Friday, April 1, 2016

One spring day in Istanbul

There is so much to catch up with, but this post is just about yesterday, my first day alone in Istanbul. Helen got the shuttle bus to the airport and I moved from the lovely Tulip Guesthouse back to the Hotel Golden Horn - a 15 min walk along cobbled streets. Makes sense now that when you are buying 'luggages', replaceable wheels are A Good Thing.

First stop - tram and metro to the Chora Museum. Here's an image of what it used to look like - it still does, but much of the building is currently under restoration so you can only see a small bit of the interior.

Still, I gasped out loud when I walked in.

The Chora is an ancient Greek Orthodox church that became a mosque and now is a museum rich with Byzantine mosaics, and also frescos, thought to be by the same artists. A sign of the times that I was almost alone here. One other person...

You can see in the bigger photo above, middle on the right, there's a small museum shop in the building.





Things were so quiet that I snapped a photo of the police or security people at the entry. They scan bags, in a desultory way, as people come in. He indicated to me, very politely, that I was not allowed to photograph them. As he was saying this, there was some shouting outside. Action stations in an instant. He reached for his gun and whirled around and raced out, and so did his companion, followed by the shop attendant and several others as the shouting escalated.
You think there are lots of blokes here with nothing to do but ogle the passing tourists, but actually there are plain-clothed police everywhere. I was slinking back into the building with my heart thumping and missed whatever happened, but when I asked a couple of people after the ruckus has died down, they suddenly didn't understand English. All I saw was a cleaner with a twig broom scrubbing at the cobblestones in about the spot so I can only imagine there was bloodshed - a fight? Shows though how edgy things are at the moment. Helen had told me just that morning that Australia had lifted its travel warning to a higher level of alert. Good to know the police are about. There's a cabin just outside my hotel with about 5 or 6 men there most of the day and they do check some of the people passing by.

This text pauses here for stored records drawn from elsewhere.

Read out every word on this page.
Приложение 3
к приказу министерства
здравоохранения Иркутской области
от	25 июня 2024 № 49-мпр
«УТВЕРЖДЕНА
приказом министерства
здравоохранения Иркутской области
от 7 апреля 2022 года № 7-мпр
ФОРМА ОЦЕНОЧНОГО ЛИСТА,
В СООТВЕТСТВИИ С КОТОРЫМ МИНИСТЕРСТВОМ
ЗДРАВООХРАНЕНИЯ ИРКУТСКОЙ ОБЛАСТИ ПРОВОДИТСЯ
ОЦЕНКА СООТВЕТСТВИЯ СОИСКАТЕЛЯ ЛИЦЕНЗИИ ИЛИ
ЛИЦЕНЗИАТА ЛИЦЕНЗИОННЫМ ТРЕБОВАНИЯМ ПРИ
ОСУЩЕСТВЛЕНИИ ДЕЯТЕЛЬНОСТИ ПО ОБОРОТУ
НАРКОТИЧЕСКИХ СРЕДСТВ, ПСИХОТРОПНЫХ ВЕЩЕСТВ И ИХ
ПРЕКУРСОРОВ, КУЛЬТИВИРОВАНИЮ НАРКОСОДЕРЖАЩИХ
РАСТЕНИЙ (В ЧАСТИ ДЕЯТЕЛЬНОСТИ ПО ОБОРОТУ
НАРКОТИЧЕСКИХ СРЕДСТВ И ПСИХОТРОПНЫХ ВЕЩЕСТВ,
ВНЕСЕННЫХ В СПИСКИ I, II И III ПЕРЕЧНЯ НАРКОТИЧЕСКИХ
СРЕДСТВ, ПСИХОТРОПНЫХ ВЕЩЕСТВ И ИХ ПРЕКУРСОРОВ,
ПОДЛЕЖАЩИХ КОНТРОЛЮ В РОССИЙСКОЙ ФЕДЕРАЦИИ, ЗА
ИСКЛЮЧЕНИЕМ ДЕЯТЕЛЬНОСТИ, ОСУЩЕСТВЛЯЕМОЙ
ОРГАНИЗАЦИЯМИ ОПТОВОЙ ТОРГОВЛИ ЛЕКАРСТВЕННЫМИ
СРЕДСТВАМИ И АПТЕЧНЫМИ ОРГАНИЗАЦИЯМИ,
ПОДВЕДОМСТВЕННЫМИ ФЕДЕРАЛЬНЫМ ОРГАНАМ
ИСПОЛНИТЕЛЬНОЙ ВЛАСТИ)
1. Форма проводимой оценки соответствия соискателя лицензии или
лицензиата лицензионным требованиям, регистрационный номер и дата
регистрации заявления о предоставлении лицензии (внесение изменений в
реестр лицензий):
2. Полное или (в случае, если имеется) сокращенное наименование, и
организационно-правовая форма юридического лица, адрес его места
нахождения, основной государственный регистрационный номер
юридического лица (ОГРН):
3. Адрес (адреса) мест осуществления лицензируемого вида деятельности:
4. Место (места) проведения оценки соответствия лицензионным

Back to the Chora. It is in a suburban area just inside the second city walls, the ones built by Emperor Theodosios. Mostly apartment buildings in steep narrow streets that got narrower and poorer as I wandered down towards the Golden Horn (the real one, not the hotel of same name) and then back up again in search of another museum, the Fethiye.



 I came across this interesting building which is all boarded up and fenced off. 

Turns out this is the Ottoman Baroque Ahrida Synagogue and I'm in the heart of the historically Jewish area of Istanbul. Most of the women here are wearing full burka with faces covered and only eyes showing, and a lot of the men were wearing some sort of headgear. 

I did eventually stumble across the Fethiye Museum. Here too you can only see a small part of the interior. More mosaics. 


 Beautiful little garden. Lovely afternoon sun. I asked the ticket attendant about which way to walk to the ferry to go back to the Old City. "Lady, you can wait just five minutes? I live Taksim side, every day go near, I take you." So that's what happened. I went in his old Russian car and he dropped me at the edge of the Old City. "Lady, you get out now. I turn here." Be safe, he said, in Turkish.

This is where he dropped me, by the ferry terminal close to my hotel. Locals enjoying the mild afternoon.